Nel 2002, all’interno di un importante progetto
finanziato dalla Regione, prende piede l’idea di organizzare dei
laboratori in Alpago che offrano ai ragazzi l’opportunità di cimentarsi
in alcune discipline artistiche a cui non sempre si ha il tempo, la
possibilità e a volte il coraggio di dedicarsi. Si decide dunque di dare
spazio e forma a tre attività diverse ma complementari fra loro: il
cinema, il teatro e la musica.
Il laboratorio di musica parte affrontando,
attraverso delle lezioni teoriche e pratiche, il tema delle
"contaminazioni musicali", cioè della fusione tra più generi
provenienti da differenti paesi, per andare alla scoperta delle nostre
tradizioni musicali e confrontarsi con ritmi e sonorità diverse come
quella balcanica, africana o brasiliana. L’idea interessa e coinvolge
numerosi ragazzi, chi più chi meno esperto di musica, e in poco tempo si
crea un forte e inaspettato spirito di gruppo, che sarà poi lo stimolo
fondamentale per decidere di proseguire questo esperimento negli anni
successivi.
Dunque per 3 anni consecutivi, seguiti da Ermanno
Fagherazzi per la parte strumentale e da Jessica Da Re per quella
vocale\corale, gli Aristonati si sono impegnati e misurati
in performance musicali sempre nuove, cambiando a volte la formazione e il
numero dei componenti, ma rimanendo fedeli agli obiettivi prefissati.
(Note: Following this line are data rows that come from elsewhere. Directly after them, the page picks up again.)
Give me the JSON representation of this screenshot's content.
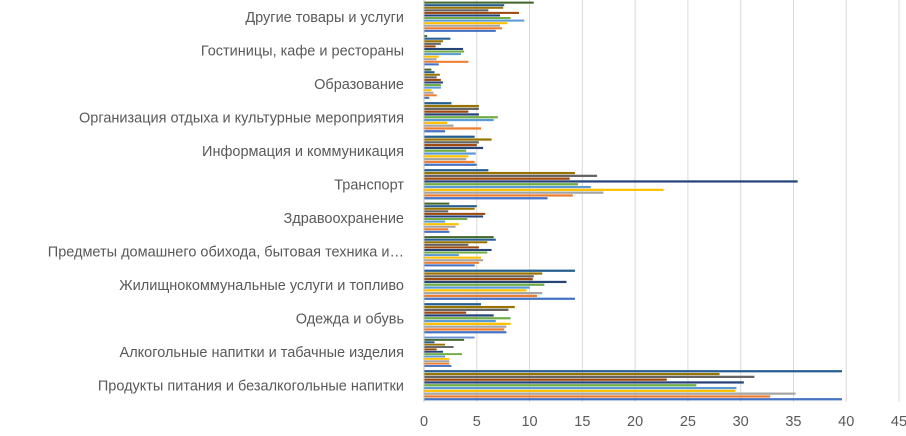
{
  "chart_data": {
    "type": "bar",
    "orientation": "horizontal",
    "title": "",
    "xlabel": "",
    "ylabel": "",
    "xlim": [
      0,
      45
    ],
    "x_ticks": [
      0,
      5,
      10,
      15,
      20,
      25,
      30,
      35,
      40,
      45
    ],
    "grid": true,
    "legend": "none",
    "categories": [
      "Продукты питания и безалкогольные напитки",
      "Алкогольные напитки и табачные изделия",
      "Одежда и обувь",
      "Жилищнокоммунальные услуги и топливо",
      "Предметы домашнего обихода, бытовая техника и…",
      "Здравоохранение",
      "Транспорт",
      "Информация и коммуникация",
      "Организация отдыха и культурные мероприятия",
      "Образование",
      "Гостиницы, кафе и рестораны",
      "Другие товары и услуги"
    ],
    "series_colors": [
      "#4472c4",
      "#ed7d31",
      "#a5a5a5",
      "#ffc000",
      "#5b9bd5",
      "#70ad47",
      "#264478",
      "#9e480e",
      "#636363",
      "#997300",
      "#255e91",
      "#43682b",
      "#698ed0",
      "#f1975a",
      "#b7b7b7",
      "#ffcd33",
      "#7cafdd",
      "#8cc168",
      "#333f50",
      "#1f1f1f",
      "#3b3b3b"
    ],
    "series_values": [
      [
        39.6,
        32.8,
        35.2,
        29.5,
        29.6,
        25.8,
        30.3,
        23.0,
        31.3,
        28.0,
        39.6
      ],
      [
        2.6,
        2.4,
        2.4,
        2.4,
        2.0,
        3.6,
        1.8,
        1.2,
        2.8,
        2.0,
        1.0,
        3.8,
        4.8
      ],
      [
        7.8,
        7.6,
        7.8,
        8.2,
        6.8,
        8.2,
        6.6,
        4.0,
        8.0,
        8.6,
        5.4
      ],
      [
        14.3,
        10.7,
        11.2,
        9.7,
        10.0,
        11.4,
        13.5,
        10.3,
        10.4,
        11.2,
        14.3
      ],
      [
        4.8,
        5.2,
        5.6,
        5.4,
        3.3,
        6.0,
        6.4,
        5.2,
        4.2,
        6.0,
        6.8,
        6.6
      ],
      [
        2.4,
        2.3,
        3.0,
        3.3,
        2.0,
        4.1,
        5.6,
        5.8,
        2.3,
        4.8,
        5.0,
        2.4
      ],
      [
        11.7,
        14.1,
        17.0,
        22.7,
        15.8,
        14.6,
        35.4,
        13.8,
        16.4,
        14.3,
        6.1
      ],
      [
        5.0,
        4.8,
        4.0,
        4.2,
        4.9,
        4.0,
        5.6,
        5.0,
        5.2,
        6.4,
        4.8
      ],
      [
        2.0,
        5.4,
        2.8,
        2.2,
        6.6,
        7.0,
        5.2,
        4.2,
        5.2,
        5.2,
        2.6
      ],
      [
        0.5,
        1.2,
        0.9,
        0.7,
        1.6,
        1.6,
        1.8,
        1.6,
        1.2,
        1.5,
        1.0,
        0.7
      ],
      [
        1.4,
        4.2,
        1.2,
        1.4,
        3.5,
        3.8,
        3.7,
        1.1,
        1.6,
        1.8,
        2.5,
        0.3
      ],
      [
        6.8,
        7.4,
        7.2,
        7.9,
        9.5,
        8.2,
        7.2,
        9.0,
        6.1,
        7.5,
        7.6,
        10.4
      ]
    ]
  }
}
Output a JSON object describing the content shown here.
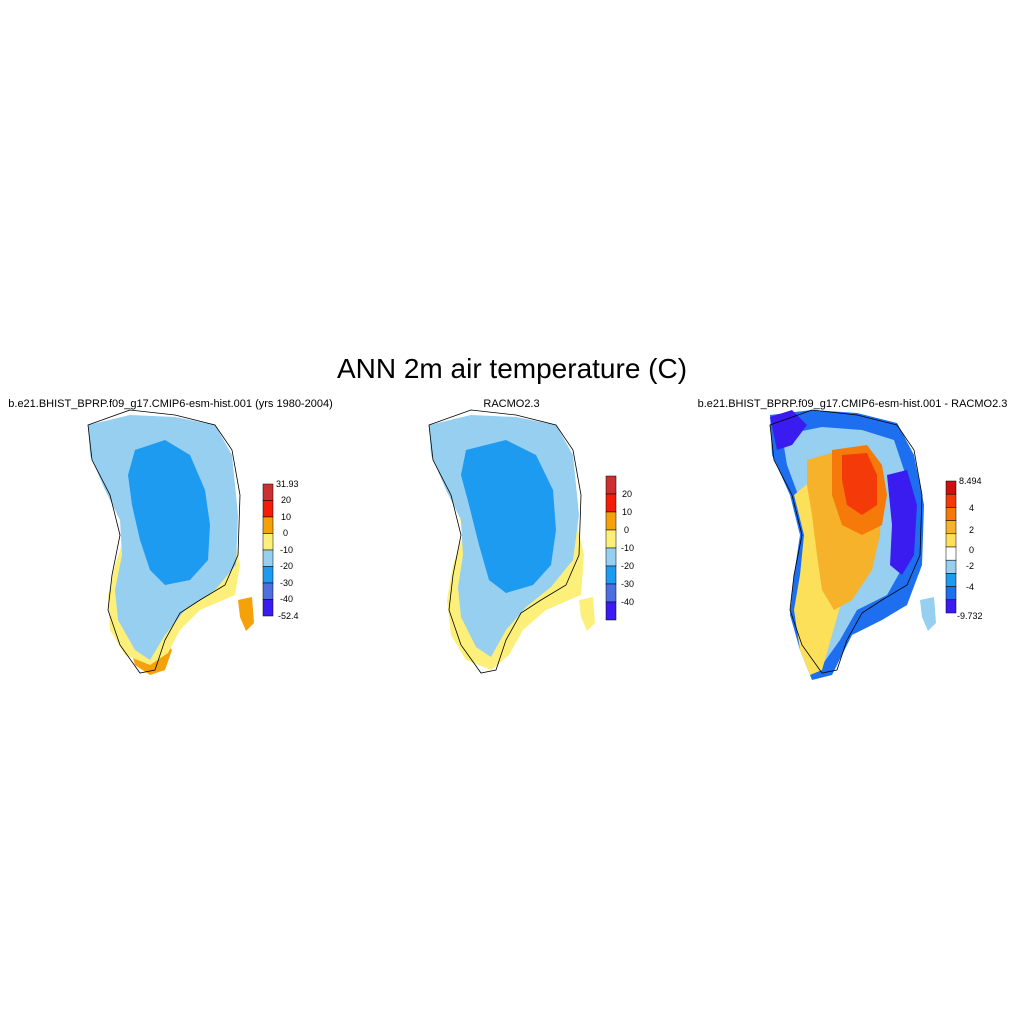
{
  "figure": {
    "title": "ANN 2m air temperature (C)"
  },
  "colors": {
    "abs_scale": [
      "#3b1cf0",
      "#4d6fe0",
      "#1d9bf0",
      "#96cff0",
      "#fdf07a",
      "#f5a20a",
      "#f51d0a",
      "#cc3030"
    ],
    "diff_scale": [
      "#3b1cf0",
      "#1d6ff0",
      "#1d9bf0",
      "#96cff0",
      "#fefefe",
      "#fde05a",
      "#f5b22a",
      "#f57a0a",
      "#f53a0a",
      "#cc1010"
    ]
  },
  "panels": [
    {
      "title": "b.e21.BHIST_BPRP.f09_g17.CMIP6-esm-hist.001 (yrs 1980-2004)",
      "colorbar_labels": [
        "31.93",
        "20",
        "10",
        "0",
        "-10",
        "-20",
        "-30",
        "-40",
        "-52.4"
      ]
    },
    {
      "title": "RACMO2.3",
      "colorbar_labels": [
        "20",
        "10",
        "0",
        "-10",
        "-20",
        "-30",
        "-40"
      ]
    },
    {
      "title": "b.e21.BHIST_BPRP.f09_g17.CMIP6-esm-hist.001 - RACMO2.3",
      "colorbar_labels": [
        "8.494",
        "4",
        "2",
        "0",
        "-2",
        "-4",
        "-9.732"
      ]
    }
  ]
}
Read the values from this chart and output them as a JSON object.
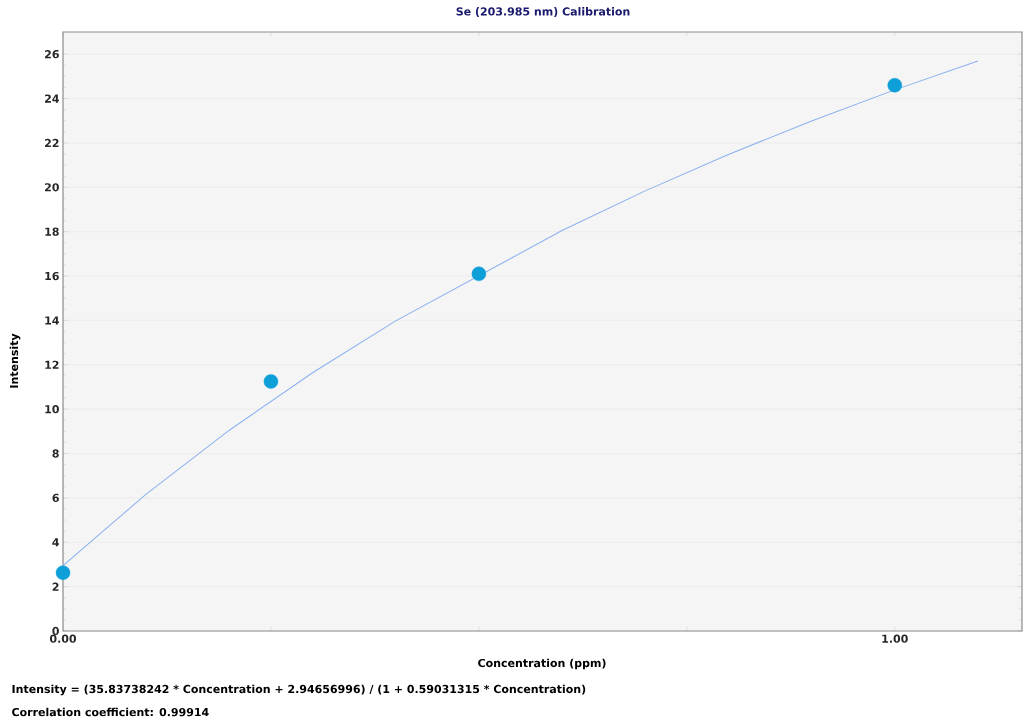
{
  "chart_data": {
    "type": "scatter",
    "title": "Se (203.985 nm) Calibration",
    "xlabel": "Concentration (ppm)",
    "ylabel": "Intensity",
    "annotations": [
      "Intensity = (35.83738242 * Concentration + 2.94656996) / (1 + 0.59031315 * Concentration)",
      "Correlation coefficient: 0.99914"
    ],
    "xlim": [
      0,
      1.153
    ],
    "ylim": [
      0,
      27
    ],
    "xticks": [
      {
        "value": 0,
        "label": "0.00"
      },
      {
        "value": 0.25,
        "label": null
      },
      {
        "value": 0.5,
        "label": null
      },
      {
        "value": 0.75,
        "label": null
      },
      {
        "value": 1,
        "label": "1.00"
      }
    ],
    "yticks": [
      0,
      2,
      4,
      6,
      8,
      10,
      12,
      14,
      16,
      18,
      20,
      22,
      24,
      26
    ],
    "grid": "y",
    "marker": "circle",
    "series": [
      {
        "color": "#0f9fd8",
        "x": [
          0,
          0.25,
          0.5,
          1.0
        ],
        "values": [
          2.63,
          11.25,
          16.1,
          24.6
        ]
      },
      {
        "type": "line",
        "color": "#8ab0f0",
        "marker": "none",
        "x": [
          0,
          0.1,
          0.2,
          0.3,
          0.4,
          0.6,
          0.7,
          0.8,
          0.9,
          1.0,
          1.1
        ],
        "values": [
          2.95,
          6.17,
          9.05,
          11.64,
          13.98,
          18.05,
          19.84,
          21.48,
          22.99,
          24.39,
          25.69
        ]
      }
    ]
  }
}
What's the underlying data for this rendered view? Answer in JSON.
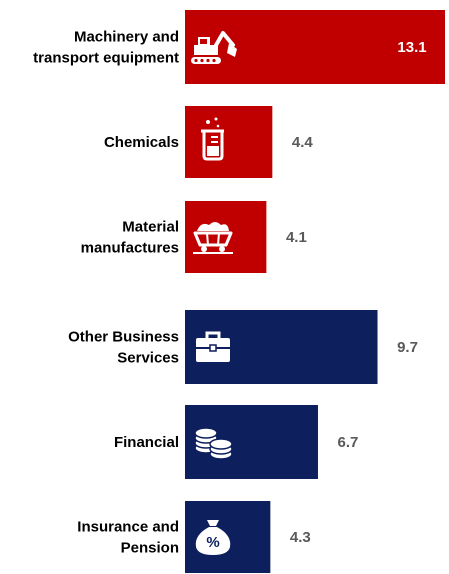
{
  "chart_data": {
    "type": "bar",
    "orientation": "horizontal",
    "title": "",
    "xlabel": "",
    "ylabel": "",
    "xlim": [
      0,
      13.1
    ],
    "grid": false,
    "legend": "none",
    "categories": [
      "Machinery and transport equipment",
      "Chemicals",
      "Material manufactures",
      "Other Business Services",
      "Financial",
      "Insurance and Pension"
    ],
    "category_label_lines": [
      [
        "Machinery  and",
        "transport equipment"
      ],
      [
        "Chemicals"
      ],
      [
        "Material",
        "manufactures"
      ],
      [
        "Other Business",
        "Services"
      ],
      [
        "Financial"
      ],
      [
        "Insurance and",
        "Pension"
      ]
    ],
    "values": [
      13.1,
      4.4,
      4.1,
      9.7,
      6.7,
      4.3
    ],
    "value_labels": [
      "13.1",
      "4.4",
      "4.1",
      "9.7",
      "6.7",
      "4.3"
    ],
    "icons": [
      "excavator-icon",
      "beaker-icon",
      "mine-cart-icon",
      "briefcase-icon",
      "coins-icon",
      "money-bag-icon"
    ],
    "bar_colors": [
      "#c00000",
      "#c00000",
      "#c00000",
      "#0d1f5c",
      "#0d1f5c",
      "#0d1f5c"
    ],
    "value_label_color_inside": "#ffffff",
    "value_label_color_outside": "#595959",
    "icon_color": "#ffffff",
    "percent_symbol": "%"
  }
}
I
ragazzi hanno realizzato due interessanti spettacoli musicali che sono
stati proposti durante l’estate nelle piazze e nei paesini dell’Alpago
ma non solo; si sono cimentati nei generi più diversi, spaziando tra il
rock, il blues, il pop, il jazz, e hanno messo alla prova le loro doti
musicali e canore, continuando a crescere e a migliorare in questo
percorso a volte faticoso ma divertente e gratificante per chi ama la
musica e ha il piacere di condividere con gli altri questa passione.
Insomma gli Aristonati
si rinnovano, cambiano alcune facce e le canzoni, ma rimane intatto l’entusiasmo
con cui ha preso il via questa avventura, alimentato dall’amore per la
musica, che ha sempre il magico potere di emozionare e di unire le persone.
Nell'ultimo periodo, al posto degli Aristonati, e grazie alla collaborazione con il maestro Massimo Ferrigutti dell'associazione FormArte, la compagnia teatrale "Gli ultimi" che ha portato in Provincia di Belluno, in Veneto e in Italia lo spettacolo musicale "Aspettando Domani":
Il messaggio di questa storia ha un valore universale e può
coinvolgere tutti, ma diretti destinatari sono i giovani, tutti i giovani.
La diversa inclinazione caratteriale dei personaggi crea uno spettro
completo di possibilità, in cui ognuno può trovare uno specchio in cui
identificarsi. Il finale conferma la reale possibilità di ciascuno di
trovare un dialogo concreto con tutti, oltre che un partner compatibile e
positivo. Se da una parte dunque prevale l’esigenza individualistica di
realizzare sé, le proprie aspettative sociali e sentimentali, il proprio
ruolo in un gruppo di amicizia, dall’altra si respira la tematica di
fondo: il divario apparentemente insuperabile tra i figli di operai
bellunesi che devono cavarsela con sforzi di volontà e impegno propri, e
la classe dei ricchi, per i quali la vita universitaria è agevole e
spensierata. Il mondo degli adulti resta lontano, più statico e
predeterminato, ma tra i giovani c’è tanta energia, tanta potenzialità, e
la storia vuole essere uno slogan: questa stessa energia può essere usata
per abbattere le barriere razziali e di pregiudizio. La risorsa e la
speranza di un mondo migliore può fondarsi solamente nei giovani
protagonisti di questa storia, nei giovani che li circondano e anche nei
giovani che vivono nel teatro reale del mondo.
Compagnia “Gli Ultimi”. Costituitasi nel 2007, e portata avanti da FormArte e dalla Consulta Giovani Alpago, in collaborazione con varie associazioni di volontariato delle zone interessate, fonda le sue radici da un’attenta analisi del fenomeno del disagio giovanile presente nella società in generale e in modo particolare nella provincia di Belluno. Da tale contesto nasce il desiderio di intervenire, mettendo a frutto le forze e le energie presenti sul territorio, le esperienze fin qui prodotte nei campi della musica, del teatro e della danza. La compagnia è formata da ragazzi e ragazze dai 14 ai 24 anni, provenienti dall’Alpago, Ponte nelle Alpi, Longarone e Belluno.